Cependant, avant même que ne commence le festival, la grogne couvait en sourdine : horreur et sacrilège, la danse prenait toute la place ! « A l'exception de Jean-Louis Trintignant qui donnera à entendre Apollinaire, point de théâtre dans la cour d'Honneur. C'est peut-être l'époque qui veut ça : que dans un lieu consacré au théâtre, on n'en trouve pas », écrivaient ainsi Jean-Pierre Léonardini et Marie-José Sirach dans l'éditorial du numéro « spécial Avignon » de L'Humanité. Peu diffusés en France au début des années 1980, les premiers spectacles de Jan Fabre, C'est du théâtre comme c'était à espérer et à prévoir et Le Pouvoir des folies théâtrales (voir ce document), étaient passés quasiment inaperçus de la quasi-totalité de la critique théâtrale. Dans les années 1990, le Théâtre de la Ville, à Paris, avait certes accueilli l'artiste flamand, mais en l'incluant dans sa programmation de danse.
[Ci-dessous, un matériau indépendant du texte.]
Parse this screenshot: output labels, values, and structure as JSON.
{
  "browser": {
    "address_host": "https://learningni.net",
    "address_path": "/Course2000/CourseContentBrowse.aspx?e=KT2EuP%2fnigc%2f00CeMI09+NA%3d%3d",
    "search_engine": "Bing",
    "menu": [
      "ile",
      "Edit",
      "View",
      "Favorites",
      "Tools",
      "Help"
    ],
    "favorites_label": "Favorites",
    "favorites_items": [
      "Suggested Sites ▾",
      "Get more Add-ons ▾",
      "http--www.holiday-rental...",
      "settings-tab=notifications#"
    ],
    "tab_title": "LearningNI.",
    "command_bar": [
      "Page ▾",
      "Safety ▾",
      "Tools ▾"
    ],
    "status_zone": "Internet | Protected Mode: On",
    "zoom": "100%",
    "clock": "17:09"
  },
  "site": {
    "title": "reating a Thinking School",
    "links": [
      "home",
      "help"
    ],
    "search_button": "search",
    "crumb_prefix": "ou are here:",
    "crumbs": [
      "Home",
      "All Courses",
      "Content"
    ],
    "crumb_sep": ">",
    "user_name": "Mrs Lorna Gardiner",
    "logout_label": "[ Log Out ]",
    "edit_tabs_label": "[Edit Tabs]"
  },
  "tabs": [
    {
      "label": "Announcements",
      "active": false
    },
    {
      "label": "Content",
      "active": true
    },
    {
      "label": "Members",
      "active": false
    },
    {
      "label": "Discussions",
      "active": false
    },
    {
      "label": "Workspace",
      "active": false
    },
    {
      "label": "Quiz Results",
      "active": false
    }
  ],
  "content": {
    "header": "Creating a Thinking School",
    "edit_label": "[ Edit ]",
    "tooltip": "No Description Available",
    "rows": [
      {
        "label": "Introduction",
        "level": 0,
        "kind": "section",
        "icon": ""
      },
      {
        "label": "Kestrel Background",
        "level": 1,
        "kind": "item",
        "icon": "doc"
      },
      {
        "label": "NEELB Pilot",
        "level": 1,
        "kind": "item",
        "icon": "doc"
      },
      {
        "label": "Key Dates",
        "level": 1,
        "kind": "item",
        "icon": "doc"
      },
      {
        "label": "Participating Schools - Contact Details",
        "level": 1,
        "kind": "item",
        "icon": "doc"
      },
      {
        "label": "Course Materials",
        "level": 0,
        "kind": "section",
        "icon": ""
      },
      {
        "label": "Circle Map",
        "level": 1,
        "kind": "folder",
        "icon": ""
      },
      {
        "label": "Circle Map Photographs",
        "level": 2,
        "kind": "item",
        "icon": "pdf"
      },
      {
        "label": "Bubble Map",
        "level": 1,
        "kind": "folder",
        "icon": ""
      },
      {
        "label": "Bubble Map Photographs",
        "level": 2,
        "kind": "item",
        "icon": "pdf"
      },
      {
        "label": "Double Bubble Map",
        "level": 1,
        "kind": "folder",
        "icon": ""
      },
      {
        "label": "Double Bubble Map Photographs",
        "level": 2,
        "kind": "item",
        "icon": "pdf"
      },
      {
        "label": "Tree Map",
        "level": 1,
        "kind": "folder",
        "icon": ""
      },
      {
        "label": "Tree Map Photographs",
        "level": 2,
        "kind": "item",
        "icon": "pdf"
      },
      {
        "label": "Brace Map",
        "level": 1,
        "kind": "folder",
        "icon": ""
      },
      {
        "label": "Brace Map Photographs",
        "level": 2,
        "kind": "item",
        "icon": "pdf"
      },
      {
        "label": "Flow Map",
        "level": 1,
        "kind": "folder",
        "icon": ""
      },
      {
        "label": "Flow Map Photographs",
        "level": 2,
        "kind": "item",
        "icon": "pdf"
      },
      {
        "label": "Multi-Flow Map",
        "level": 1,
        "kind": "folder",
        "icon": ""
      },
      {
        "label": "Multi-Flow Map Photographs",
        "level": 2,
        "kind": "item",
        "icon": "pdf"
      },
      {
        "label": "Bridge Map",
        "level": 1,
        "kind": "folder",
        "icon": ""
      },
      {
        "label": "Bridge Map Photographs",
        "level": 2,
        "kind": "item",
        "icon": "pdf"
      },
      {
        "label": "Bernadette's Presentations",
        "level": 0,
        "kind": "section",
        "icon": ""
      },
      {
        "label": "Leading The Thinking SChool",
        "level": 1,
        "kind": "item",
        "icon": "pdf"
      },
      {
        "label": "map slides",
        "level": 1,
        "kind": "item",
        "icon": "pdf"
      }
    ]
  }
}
La « controverse d'Avignon » s'est alors focalisée sur l'abandon d'un « théâtre de texte » au profit d'un « théâtre de l'image », manifestant là un certain conservatisme de la critique théâtrale française, alors même que s'était répandue en Europe la notion de « théâtre postdramatique », telle que définie par l'essayiste allemand Hans-Thies Lehmann : « La langue postdramatique est d'abord une mise en scène de tout ce qui fait la scène. Donnant son congé à la hiérarchie des genres, le théâtre postdramatique ne se soucie plus de la défense d'un territoire pur. Il est au contraire incessamment ouvert aux apports des autres formes artistiques, plastiques, visuelles, musicales, chorégraphiques et technologiques. Il postule que tout élément signifiant peut prendre place dans le travail de la scène. (...) L'art de la performance s'infiltre dans toutes les fibres du théâtre postdramatique – le théâtre comme performance, c'est-à-dire au plus près d'une expérience (du) réel, un processus qui opère à même les corps en jeu, une «esthétique intégrante du vivant» [1].
En 2005, au Festival d'Avignon, Jan Fabre était présent avec plusieurs spectacles : la reprise de Je suis sang (voir ce document), et la création de L'Histoire des larmes, tous deux présentés dans la Cour d'honneur ; ainsi que quatre solos dont il était l'auteur et metteur en scène. La Maison Jean Vilar, par ailleurs, accueillait l'œuvre plastique et visuelle de Jan Fabre, dans une exposition élaborée par Jérôme Sans, alors codirecteur du Palais de Tokyo à Paris. Il n'en fallait pas moins pour être au diapason d'un artiste protéiforme et inclassable. En le choisissant comme « artiste associé », le Festival d'Avignon confirmait « l'audace de sa nouvelle direction ». Quitte à froisser quelques sensibilités...
[1] Hans-Thies Lehmann, Le Théâtre postdramatique, éditions de L'Arche, 2002.